Title Tools for the Generation of Morphological Entries in Dictionaries
Authors Viks Ülle (Institute of the Esthonian Language, Rooskrantsi 6, EE 10119 Tallinn, Esthonia,
Keywords Formal Descriptions, Grammatical Data, Linguistic Software, Rule-Based Morphology, Traditional Dictionaries
Session Session WP1 - Lexicon
Abstract he lexicographer's tool introduced in the report represents a semiautomatic system to generate the section of morphological information for Estonian words in dictionary entries. Estonian is a language with a complicated morphology featuring (1) rich inflection and (2) marked and diverse morpheme variation, applying both to stems and formatives.
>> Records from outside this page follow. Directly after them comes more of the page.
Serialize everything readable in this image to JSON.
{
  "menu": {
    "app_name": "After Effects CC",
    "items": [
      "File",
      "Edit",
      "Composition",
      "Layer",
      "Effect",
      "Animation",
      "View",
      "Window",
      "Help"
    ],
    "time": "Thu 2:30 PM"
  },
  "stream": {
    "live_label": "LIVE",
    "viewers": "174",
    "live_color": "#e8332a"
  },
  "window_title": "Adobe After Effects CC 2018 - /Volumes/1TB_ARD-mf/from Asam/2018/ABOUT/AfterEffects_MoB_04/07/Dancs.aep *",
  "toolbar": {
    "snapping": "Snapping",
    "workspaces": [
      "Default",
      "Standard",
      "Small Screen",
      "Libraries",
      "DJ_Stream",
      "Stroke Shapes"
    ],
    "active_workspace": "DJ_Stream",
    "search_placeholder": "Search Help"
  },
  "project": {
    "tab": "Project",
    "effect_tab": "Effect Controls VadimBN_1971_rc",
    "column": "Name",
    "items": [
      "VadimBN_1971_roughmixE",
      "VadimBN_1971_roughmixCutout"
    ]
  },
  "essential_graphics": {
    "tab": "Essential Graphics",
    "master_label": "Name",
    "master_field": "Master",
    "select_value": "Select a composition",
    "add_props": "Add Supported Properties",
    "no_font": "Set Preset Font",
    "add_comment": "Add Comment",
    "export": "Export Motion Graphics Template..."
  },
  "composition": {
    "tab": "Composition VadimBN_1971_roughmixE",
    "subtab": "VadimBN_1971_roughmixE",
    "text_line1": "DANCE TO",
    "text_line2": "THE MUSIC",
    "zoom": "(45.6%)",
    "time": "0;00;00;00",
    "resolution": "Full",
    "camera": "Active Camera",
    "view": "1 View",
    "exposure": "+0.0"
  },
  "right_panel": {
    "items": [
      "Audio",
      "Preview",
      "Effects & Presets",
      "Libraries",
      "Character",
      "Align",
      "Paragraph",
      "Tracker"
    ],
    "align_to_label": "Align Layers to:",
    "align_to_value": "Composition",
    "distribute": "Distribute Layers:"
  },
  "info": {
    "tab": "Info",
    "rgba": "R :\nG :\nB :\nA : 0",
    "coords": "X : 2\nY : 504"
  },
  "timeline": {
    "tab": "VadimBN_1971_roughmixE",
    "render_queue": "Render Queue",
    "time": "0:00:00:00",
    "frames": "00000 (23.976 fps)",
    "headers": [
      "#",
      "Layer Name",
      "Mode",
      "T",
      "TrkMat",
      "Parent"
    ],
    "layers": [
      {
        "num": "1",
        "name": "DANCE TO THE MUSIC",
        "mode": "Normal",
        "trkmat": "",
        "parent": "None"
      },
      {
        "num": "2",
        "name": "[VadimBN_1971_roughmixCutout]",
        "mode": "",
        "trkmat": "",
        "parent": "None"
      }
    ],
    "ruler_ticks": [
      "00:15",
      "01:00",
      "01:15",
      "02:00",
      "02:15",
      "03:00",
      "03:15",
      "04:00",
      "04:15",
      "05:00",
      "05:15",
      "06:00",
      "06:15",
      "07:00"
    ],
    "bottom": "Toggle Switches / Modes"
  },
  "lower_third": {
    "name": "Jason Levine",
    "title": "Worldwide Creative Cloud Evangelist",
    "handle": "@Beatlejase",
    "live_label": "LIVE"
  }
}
The kernel of the system is a rule-based automatic morphology with separate program modules for every linguistic subsystem such as syllabification, recognition of part of speech and type of inflection, stem variation, morpheme and allomorph combinatorics. The modules function as rule interpreters applying formal grammars in an editable text format. The system enables generation of the following: (1) part of speech, (2) type of inflection, (3) inflected forms, (4) morphonological marking: degree of quantity, morpheme boundaries (stem+formative, component boundaries in compounds), (5) morphological references for inflected forms considerably different from the headword. The system permits of set-up, so that the inflected forms to be generated, the style of morphonological marking and the criteria for reference selection are all up to the user to choose. Full automation of the system application is restricted mainly by morphological homonymy.